In our previous article, we demonstrated how the N-tier model significantly enhances the security of information systems by limiting attackers’ lateral movements. However, we concluded that the inherent increase of user accounts number required by this model makes it challenging to implement: to reduce movement between tiers, the model recommends using accounts specifically dedicated to each tier.
That said, the model is not impossible to implement. In this article, we will explore a viable solution to address this challenge.
Warning
This article focuses on Blueteam strategies. Any offensive elements mentioned are deliberately not detailed.
Changing the Authentication Model
The N-tier architecture leads to the proliferation of privileged accounts (administrative and service accounts) and a potential loss of control over the policies applied to them. This is why we propose an authentication model where the use of personal accounts is replaced by generic accounts. The segmentation policy for generic accounts is arbitrary. One fundamental rule must be followed: a generic account must not grant access to resources in two different tiers. The strictest model would enforce the use of a dedicated generic account for each server, meaning an account can only connect to one server, on which it has specific rights. A server, however, may have multiple generic access accounts (a one-server-to-many-accounts relationship).
Privileged Access Management (PAM)
The use of generic accounts represents a paradigm shift that is complex to implement. This likely raises strong reactions among readers, and for good reason: how can the principle of “accountability of actions” be ensured in this model? That is why a Privileged Access Management (PAM) solution appears to be a suitable approach. Such solution provide centralized management and oversight of privileged accounts across the various resources of the information system, as well as user access to these accounts. With PAM, we ensure that only authorized users can access privileged accounts according to defined policies. Additionally, PAM ensures compliance with the principle of accountability by accurately tracing and recording actions performed through these accounts. Many such solutions are available on the market, including those we deploy and manage at WELAN: CyberArk, Wallix, and Teleport. In this model, the management of generic administrative accounts (password creations and rotations, rights, etc.) is no longer handled by administrators but by the PAM solution. Users wishing to connect to resources authenticate to the PAM using their personal accounts, which then grants them access to the appropriate generic accounts based on their assigned rights. It is also essential to enable multi-factor authentication (MFA) on the PAM to ensure segregation between the use of personal and administrative accounts.

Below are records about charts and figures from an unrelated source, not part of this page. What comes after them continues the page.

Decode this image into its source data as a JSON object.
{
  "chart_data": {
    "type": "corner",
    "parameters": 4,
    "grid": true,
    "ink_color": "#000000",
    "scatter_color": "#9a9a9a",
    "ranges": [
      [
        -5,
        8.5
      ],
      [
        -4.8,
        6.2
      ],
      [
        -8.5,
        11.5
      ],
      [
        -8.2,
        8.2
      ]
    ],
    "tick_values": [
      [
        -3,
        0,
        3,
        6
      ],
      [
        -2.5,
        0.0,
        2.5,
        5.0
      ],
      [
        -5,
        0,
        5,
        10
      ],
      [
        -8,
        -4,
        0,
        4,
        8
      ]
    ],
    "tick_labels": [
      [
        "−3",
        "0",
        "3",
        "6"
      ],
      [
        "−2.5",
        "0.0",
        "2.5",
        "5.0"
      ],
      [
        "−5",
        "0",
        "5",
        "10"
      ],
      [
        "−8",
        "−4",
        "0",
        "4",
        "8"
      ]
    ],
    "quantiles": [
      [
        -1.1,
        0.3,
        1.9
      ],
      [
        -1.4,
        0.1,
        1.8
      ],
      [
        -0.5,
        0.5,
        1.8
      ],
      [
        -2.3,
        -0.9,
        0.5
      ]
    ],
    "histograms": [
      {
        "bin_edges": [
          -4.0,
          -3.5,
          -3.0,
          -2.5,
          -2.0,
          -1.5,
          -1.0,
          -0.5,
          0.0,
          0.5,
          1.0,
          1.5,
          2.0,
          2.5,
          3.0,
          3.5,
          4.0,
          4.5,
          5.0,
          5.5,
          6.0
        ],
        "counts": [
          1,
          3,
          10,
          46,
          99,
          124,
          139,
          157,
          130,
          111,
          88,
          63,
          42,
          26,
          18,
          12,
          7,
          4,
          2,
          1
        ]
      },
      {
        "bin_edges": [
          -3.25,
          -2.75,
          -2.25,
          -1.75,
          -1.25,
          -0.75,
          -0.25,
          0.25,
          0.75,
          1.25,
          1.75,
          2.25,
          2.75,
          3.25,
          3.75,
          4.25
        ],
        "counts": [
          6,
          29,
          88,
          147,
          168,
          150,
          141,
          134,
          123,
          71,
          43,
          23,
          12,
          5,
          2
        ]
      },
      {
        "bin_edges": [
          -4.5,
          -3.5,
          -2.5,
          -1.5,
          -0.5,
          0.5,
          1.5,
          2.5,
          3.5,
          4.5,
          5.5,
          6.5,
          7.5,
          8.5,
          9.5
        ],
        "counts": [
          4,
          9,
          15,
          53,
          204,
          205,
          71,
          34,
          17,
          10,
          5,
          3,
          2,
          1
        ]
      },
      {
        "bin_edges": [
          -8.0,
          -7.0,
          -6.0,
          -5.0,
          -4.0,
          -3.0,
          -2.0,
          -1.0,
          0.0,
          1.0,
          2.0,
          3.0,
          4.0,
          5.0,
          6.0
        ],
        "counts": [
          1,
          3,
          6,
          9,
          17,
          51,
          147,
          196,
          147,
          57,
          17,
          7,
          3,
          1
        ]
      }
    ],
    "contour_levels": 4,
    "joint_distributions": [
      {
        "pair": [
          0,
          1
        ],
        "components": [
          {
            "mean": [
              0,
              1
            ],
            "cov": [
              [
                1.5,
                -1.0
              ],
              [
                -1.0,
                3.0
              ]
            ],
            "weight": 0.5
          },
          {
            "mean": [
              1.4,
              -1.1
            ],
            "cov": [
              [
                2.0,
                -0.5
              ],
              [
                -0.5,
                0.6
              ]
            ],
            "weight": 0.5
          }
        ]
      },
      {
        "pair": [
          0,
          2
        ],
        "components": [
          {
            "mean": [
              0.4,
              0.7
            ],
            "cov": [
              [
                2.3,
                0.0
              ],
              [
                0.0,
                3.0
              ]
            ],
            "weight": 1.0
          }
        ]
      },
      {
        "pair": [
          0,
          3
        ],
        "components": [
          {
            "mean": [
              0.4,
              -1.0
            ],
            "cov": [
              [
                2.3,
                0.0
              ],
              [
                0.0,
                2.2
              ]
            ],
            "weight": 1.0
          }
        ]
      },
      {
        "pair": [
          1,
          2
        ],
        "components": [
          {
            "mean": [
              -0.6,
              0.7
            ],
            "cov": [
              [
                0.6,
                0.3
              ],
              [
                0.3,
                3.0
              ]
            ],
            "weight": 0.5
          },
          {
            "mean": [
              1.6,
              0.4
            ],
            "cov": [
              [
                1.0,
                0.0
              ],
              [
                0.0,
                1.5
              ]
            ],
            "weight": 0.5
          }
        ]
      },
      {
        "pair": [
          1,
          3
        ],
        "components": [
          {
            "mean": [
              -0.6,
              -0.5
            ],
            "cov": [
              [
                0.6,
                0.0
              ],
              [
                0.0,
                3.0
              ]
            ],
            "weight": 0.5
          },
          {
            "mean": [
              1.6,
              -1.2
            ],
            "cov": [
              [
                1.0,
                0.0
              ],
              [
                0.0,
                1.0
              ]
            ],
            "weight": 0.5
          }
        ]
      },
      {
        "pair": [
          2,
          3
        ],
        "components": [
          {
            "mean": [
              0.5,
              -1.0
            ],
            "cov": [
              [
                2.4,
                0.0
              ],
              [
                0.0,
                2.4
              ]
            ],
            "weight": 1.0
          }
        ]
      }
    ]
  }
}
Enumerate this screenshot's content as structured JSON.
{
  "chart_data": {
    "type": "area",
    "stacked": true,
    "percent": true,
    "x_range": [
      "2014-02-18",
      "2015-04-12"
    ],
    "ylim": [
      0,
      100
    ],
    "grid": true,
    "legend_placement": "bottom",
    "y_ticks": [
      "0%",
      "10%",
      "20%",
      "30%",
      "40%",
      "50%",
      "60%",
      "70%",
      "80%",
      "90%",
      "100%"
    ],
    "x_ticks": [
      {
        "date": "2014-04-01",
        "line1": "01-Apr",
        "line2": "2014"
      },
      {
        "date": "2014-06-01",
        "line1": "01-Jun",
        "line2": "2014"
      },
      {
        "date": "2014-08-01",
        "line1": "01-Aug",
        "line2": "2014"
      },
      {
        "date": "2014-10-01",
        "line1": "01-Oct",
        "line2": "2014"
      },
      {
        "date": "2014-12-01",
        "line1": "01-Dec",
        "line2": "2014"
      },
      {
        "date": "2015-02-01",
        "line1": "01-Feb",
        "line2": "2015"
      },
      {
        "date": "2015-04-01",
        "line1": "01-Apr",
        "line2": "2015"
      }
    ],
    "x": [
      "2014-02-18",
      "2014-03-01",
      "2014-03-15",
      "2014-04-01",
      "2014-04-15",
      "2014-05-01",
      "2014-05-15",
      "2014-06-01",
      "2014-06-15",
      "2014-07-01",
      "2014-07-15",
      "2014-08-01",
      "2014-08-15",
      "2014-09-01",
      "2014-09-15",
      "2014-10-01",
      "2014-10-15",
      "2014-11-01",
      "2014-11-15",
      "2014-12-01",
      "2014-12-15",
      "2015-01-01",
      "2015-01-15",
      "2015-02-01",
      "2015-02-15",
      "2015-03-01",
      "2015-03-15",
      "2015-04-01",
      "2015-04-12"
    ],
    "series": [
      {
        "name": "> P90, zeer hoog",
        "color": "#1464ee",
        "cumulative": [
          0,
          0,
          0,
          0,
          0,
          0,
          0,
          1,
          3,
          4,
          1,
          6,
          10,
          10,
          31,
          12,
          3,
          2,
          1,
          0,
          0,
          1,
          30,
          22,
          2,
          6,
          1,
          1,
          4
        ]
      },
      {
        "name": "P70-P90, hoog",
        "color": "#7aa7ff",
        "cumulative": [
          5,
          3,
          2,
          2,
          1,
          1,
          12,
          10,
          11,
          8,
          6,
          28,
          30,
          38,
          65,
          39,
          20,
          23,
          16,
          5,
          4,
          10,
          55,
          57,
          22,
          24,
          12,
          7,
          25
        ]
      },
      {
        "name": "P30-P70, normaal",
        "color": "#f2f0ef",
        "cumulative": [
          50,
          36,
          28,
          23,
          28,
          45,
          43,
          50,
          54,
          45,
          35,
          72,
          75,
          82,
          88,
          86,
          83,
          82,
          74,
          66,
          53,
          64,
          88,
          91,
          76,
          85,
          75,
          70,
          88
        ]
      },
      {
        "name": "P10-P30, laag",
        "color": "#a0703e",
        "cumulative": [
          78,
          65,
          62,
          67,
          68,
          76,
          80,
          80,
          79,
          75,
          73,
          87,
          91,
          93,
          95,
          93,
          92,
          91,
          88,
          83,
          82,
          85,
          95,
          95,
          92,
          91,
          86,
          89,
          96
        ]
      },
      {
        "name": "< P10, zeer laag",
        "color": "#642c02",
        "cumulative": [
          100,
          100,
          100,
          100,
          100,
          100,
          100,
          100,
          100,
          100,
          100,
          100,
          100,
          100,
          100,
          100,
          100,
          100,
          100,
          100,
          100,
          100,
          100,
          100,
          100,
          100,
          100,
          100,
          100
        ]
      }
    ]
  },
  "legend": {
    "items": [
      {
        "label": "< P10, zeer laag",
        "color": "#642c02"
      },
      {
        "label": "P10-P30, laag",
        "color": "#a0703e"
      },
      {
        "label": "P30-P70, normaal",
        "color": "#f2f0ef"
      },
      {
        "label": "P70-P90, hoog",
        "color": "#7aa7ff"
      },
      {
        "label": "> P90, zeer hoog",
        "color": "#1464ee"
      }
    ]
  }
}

This total control allows us to define an account management architecture that aligns with our N-tier policy. Indeed, the scope of account connections is no longer dependent on users, who are also relieved of the burden of managing multiple accounts. Without the limitation of managing numerous accounts, it becomes possible to achieve a level of tier granularity that minimizes the risks of lateral movement within the information system.
The integration of a new server into this model would follow these steps:
1 : Add a new server to the information system. 2 : Reference the server in Active Directory and apply local configurations. 3 : Create generic accounts restricted to the server. 4 : Register the server and its generic accounts in the PAM.
Once all these elements are in place, implementing the N-tier model becomes possible, resulting in a significant increase in the security level of the information system.
Standardization and Automation
Implementing this architecture requires creating accounts for all servers in the information system. For specific architecture, usage, or account availability considerations, it may be necessary to create multiple generic accounts with the same rights on the same server. Indeed, sharing generic accounts can lead to information leaks. For example, when a user leaves sensitive data (such as credentials) in a session opened with a generic account, this information may inadvertently become accessible to another user reusing the same account. To mitigate this risk, dedicated generic accounts limited to specific teams can be created. Creating these accounts, integrating them into the PAM, and managing them daily represents a significant operational workload. To minimize this workload, ensure responsiveness, and maintain service availability, it is necessary to automate recurring tasks related to this model (e.g., creating generic accounts, registering them in the PAM, delegating rights). Automation also involves formalizing naming conventions and standardizing system objects (accounts, groups, organizational units, server names, etc.) to ensure consistent and efficient management.
Delegation of Rights
In an extended information system that would apply this architecture, managing the lifecycle of administrator rights for each user can become complex. To simplify this management, we recommend using an Identity Access Management (IAM) solution and provisioning rights through roles defined within it. This also implies automating the association process between servers and the roles that require access to them.
Limitations
As sais before, this architecture addresses administrative accounts. However, service accounts remain a challenge in the implementation of this model. These accounts may need to connect to multiple servers, creating cross-tier connections. While mechanisms such as Managed Service Accounts facilitate managing these accounts, their integration into the N-tier model is not improved as a result.
In a future article, we will explore how to technically implement tiers in the Active Directory.